After serving as the army's chief of staff before Chattanooga, Reynolds was transferred to the Gulf of Mexico, where he led a division of XIX Corps that garrisoned New Orleans, Louisiana. He was later promoted to the command of the XIX Corps, and then commanded VII Corps in Arkansas.

He was the brother-in law of Brevet Brigadier General Jules C. Webber.

==Postbellum career==
After the war, Reynolds remained in the regular army as the Colonel of the 26th U.S. Infantry Regiment and was then assigned command of the Department of Arkansas. He later was transferred to duty in Texas during Reconstruction, replacing Charles Griffin in charge of the Department of Texas. On October 31, 1869 he removed Colbert Caldwell, whose moderate Republican beliefs Radical Republicans had alleged were an impediment to Reconstruction, from his position as an associate justice of the Texas Supreme Court. When military rule in Texas ceased in 1870, Reynolds again returned to frontier garrison duty, and was made the Colonel of the 3rd United States Cavalry Regiment.

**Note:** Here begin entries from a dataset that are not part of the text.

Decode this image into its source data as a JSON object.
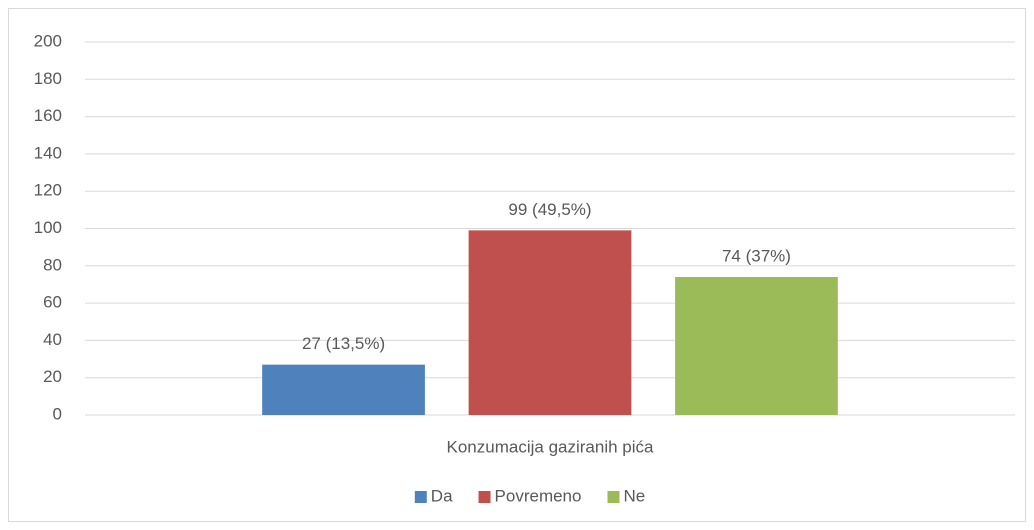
{
  "chart_data": {
    "type": "bar",
    "categories": [
      "Konzumacija gaziranih pića"
    ],
    "series": [
      {
        "name": "Da",
        "color": "#4f81bd",
        "values": [
          27
        ],
        "value_labels": [
          "27 (13,5%)"
        ]
      },
      {
        "name": "Povremeno",
        "color": "#c0504d",
        "values": [
          99
        ],
        "value_labels": [
          "99 (49,5%)"
        ]
      },
      {
        "name": "Ne",
        "color": "#9bbb59",
        "values": [
          74
        ],
        "value_labels": [
          "74 (37%)"
        ]
      }
    ],
    "ylim": [
      0,
      200
    ],
    "yticks": [
      0,
      20,
      40,
      60,
      80,
      100,
      120,
      140,
      160,
      180,
      200
    ],
    "grid": true,
    "legend": "bottom"
  }
}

== Battle of Powder River ==
Reynolds participated the Black Hills War, of 1876-1877, and led the Big Horn Expedition out of Fort Fetterman, Wyoming Territory, on March 1, 1876 in search of "hostile" Lakota Sioux and Northern Cheyenne Indians under Sitting Bull and Crazy Horse. On the morning of March 17, 1876, Reynolds and six companies, about 380 men of the 2nd and 3rd United States Cavalry Regiments attacked a Northern Cheyenne and Oglala Lakota Sioux village on the Powder River, in what became known as the Battle of Powder River. The Native Americans were camped on the west bank of the River in southeastern Montana Territory. After a five-hour engagement during which Reynolds' men suffered four killed, six wounded, dozens frostbitten, and inflicted only a few killed and wounded, he withdrew his forces from the battlefield and retreated about 20 mi to the south. Native leaders in the village included Two Moon, He Dog, Little Wolf, and Old Bear. During the battle, He Dog rode a horse which belonged to Crazy Horse, who was camped only about 25 mi to the north during the St. Patrick's Day battle.

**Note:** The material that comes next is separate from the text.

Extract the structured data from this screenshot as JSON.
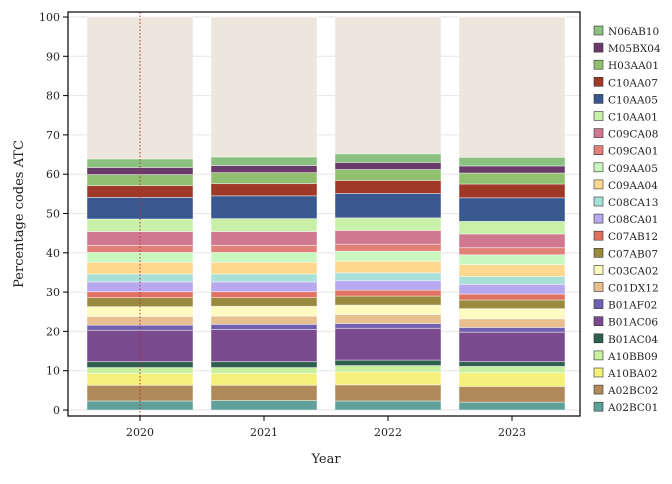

Reynolds' winter campaign of March 1876 ended in failure and he was subsequently court-martialed for three charges. He was found guilty of all of the charges and given the sentence of suspension of rank and pay for one year's period. Although the sentence of the court-martial was suspended by President Ulysses S. Grant, who was Reynolds' 1843 West Point classmate, Joseph J. Reynolds resigned from the U.S. Army on June 25, 1877.

== Death ==
Joseph Jones Reynolds died on February 25, 1899, in Washington, D.C., at the age of 77, and is buried in Arlington National Cemetery.